What is the East to the West? On Our Inspiring Meetings

Anna Katarzyna Maleszko
(National Museum in Warsaw, Polish Institute of World Art Studies)

Since the end of the 19th century cultural and anthropological studies coined multiple theories – often contradictory – about the permeation and mutual influences of dissimilar civilisations and cultures. Today, thanks to the development of technology and communication, we effortlessly navigate through multiple cultures. Slowly, the term “culture” itself becomes problematic. Back in the days, this word meant “refinement”, or – as Matthew Arnold put it – “the study of perfection”. Since the research by Franz Boas we do not speak about culture anymore, but about cultures built by different societies. Currently anthropologists more and more reluctantly use the word “culture”, paying homage to the view that “humanity […] bode farewell to the world in which one could […] see a cultural mosaic, made of separate fragments with clearly marked edges. Cultural relations cut through the world with more and more lines”.

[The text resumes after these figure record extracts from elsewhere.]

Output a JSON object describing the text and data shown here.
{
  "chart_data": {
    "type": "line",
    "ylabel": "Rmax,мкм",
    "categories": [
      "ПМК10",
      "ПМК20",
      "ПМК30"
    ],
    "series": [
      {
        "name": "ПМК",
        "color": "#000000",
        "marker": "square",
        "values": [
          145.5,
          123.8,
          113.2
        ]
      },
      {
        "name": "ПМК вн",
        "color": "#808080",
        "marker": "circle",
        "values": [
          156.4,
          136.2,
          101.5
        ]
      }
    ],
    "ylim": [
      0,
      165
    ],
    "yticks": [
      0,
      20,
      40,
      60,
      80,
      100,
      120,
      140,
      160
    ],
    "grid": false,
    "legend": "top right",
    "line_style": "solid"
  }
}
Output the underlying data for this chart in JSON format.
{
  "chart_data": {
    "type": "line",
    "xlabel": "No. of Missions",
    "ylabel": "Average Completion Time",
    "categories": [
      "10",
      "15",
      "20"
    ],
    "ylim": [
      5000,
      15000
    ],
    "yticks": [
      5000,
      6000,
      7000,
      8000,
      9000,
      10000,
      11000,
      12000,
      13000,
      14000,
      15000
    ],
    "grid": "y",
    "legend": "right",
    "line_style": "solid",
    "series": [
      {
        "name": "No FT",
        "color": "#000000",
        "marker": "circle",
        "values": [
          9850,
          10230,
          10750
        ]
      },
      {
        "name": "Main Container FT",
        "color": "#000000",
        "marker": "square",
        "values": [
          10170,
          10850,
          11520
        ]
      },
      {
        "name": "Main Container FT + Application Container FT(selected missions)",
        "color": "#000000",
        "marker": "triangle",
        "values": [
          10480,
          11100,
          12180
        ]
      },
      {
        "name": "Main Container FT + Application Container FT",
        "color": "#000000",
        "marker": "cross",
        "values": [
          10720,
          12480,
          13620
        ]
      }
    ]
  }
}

Poland is a country of a strong national identity, which at the same time has a culture that has been taking by the handful from the property of other countries and processing these acquired elements after its own fashion, satisfying its own taste. Poles are prone to admiration of otherness connected with the disavowing of Polishness. This can be dangerous, but it can also bear good fruit and bring positive outcomes. The latter, in my opinion is true for our contacts with the Japanese culture, which has unchangeably, for more than century, evoked admiration and become a source of various inspirations. Particular reflections on this topic have been inspired in me by the events accompanying three exhibitions that I organised in the years 2015-2016. I would like to share these observations and offer my own understanding of the causes of such great interest in Japanese art and culture in general in Poland.